Cryptocurrencies may some day need to ditch the blockchain in order to scale up and go global. While the distributed ledger system enables trust-free transactions with strangers, it can also be rather slow and expensive, helping to explain the dearth of merchants who readily accept bitcoin or other cryptocurrencies as payment. Solving the problem may rely on “off-chain” solutions that do the hard work of processing the transaction instantly before it’s written to the blockchain later, with the ledger acting more as a dispute settlement system.
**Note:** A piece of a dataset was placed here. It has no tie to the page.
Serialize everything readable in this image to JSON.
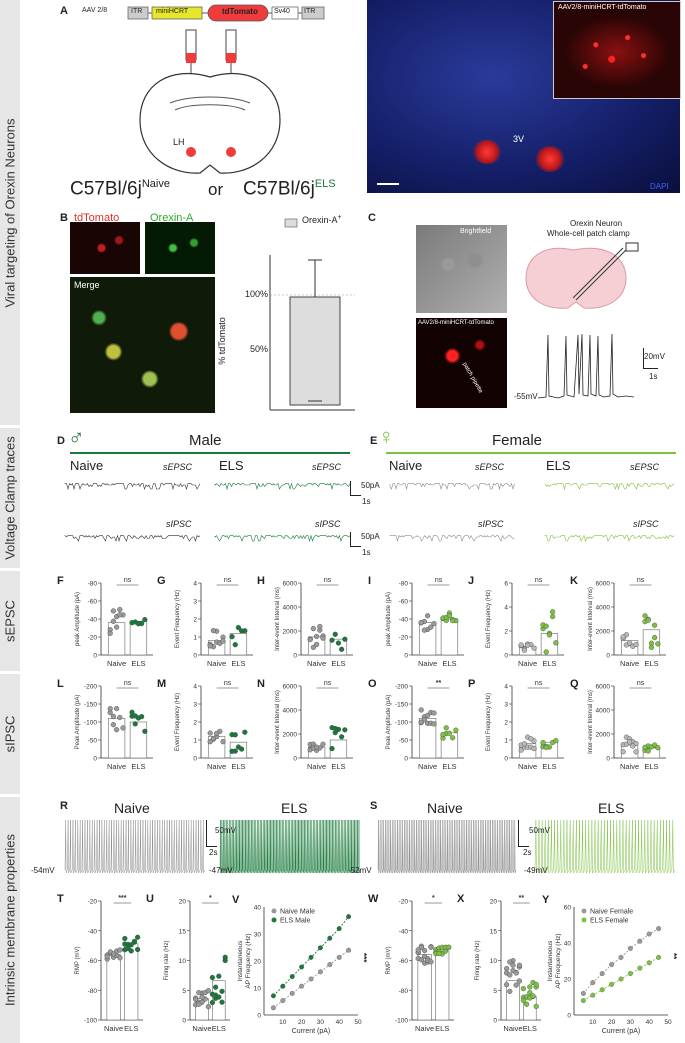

“Let’s say you and I, we are happy to do some transactions with each other,” Arthur Gervais, assistant professor at the Imperial College in London and the co-founder of off-chain solution Liquidity.Network, tells Inverse. “We don’t really need to use the blockchain unless we disagree with each other, which actually makes sense. Why would you need the mediator if you are actually in accordance with each other?”
Off-chain solves a number of problems. It alleviates stress on the blockchain, meaning users don’t need to pay transaction fees to miners that rose to $20 last year for Bitcoin. It also solves the scalability issue: Bitcoin, which introduced the blockchain as part of Satoshi Nakamoto’s 2008 white paper, can only handle around seven transactions per second globally, while major credit cards can handle over 50,000 transactions. Developers of the off-chain Lightning Network claim it can process “billions” of transactions.
However, one of the major issues the blockchain was meant to solve was the fact that users don’t need to trust each other to perform a transaction. To protect against bad actors, one solution suggested by Gervais is to request collateral, so users pledge their funds to the off-chain network, allowing users to see whether they have enough to complete the transaction. This may add complexity to the system, but Gervais says we already use different solutions when handling fiat currency.
“It’s very similar to having a purse on you,” Gervais says. “Do you carry a whole bank account there? No, you don’t. A fraction of your wealth that you own, you have in your purse, and this is used for everyday transactions. You’re not making a bank transfer every time you’re paying for coffee.”
How to solve the problem of rising transaction costs is a dispute that has caused large-scale fractures in the cryptocurrency community. Bitcoin Cash “forked” from the original Bitcoin in August 2017, as groups divided over whether to increase the blocksize from one megabyte to eight to allow for more data to be processed on the network at once. Bitcoin proponents point to the Lightning Network as a solution that resolves the scaling issue without needing to increase blocksize.
It’s unclear that cryptocurrencies can scale without some sort of off-chain technology, though. Gervais wrote his PhD on various ways to optimize the blockchain for transactions throughput. He wrote a simulator that analyzes all types of parameter combinations and a security model to analyze these scenarios for usability. Bitcoin Cash, according to his analysis, can maybe scale to 100 transactions per second with the right parameters, but the project won’t be able to scale beyond that and won’t be able to remove the transaction fees from the process.
While Gervais is in favor of off-chain solutions, he heavily criticized the decision not to increase Bitcoin’s blocksize as “just outrageous,” noting that “I still don’t understand why Bitcoin has never done it.” However, Gervais still described increasing the blocksize without also incorporating off-chain technology as a “temporary solution, maybe for a few months.”
The author of this story has a stake in Bitcoin and Ethereum.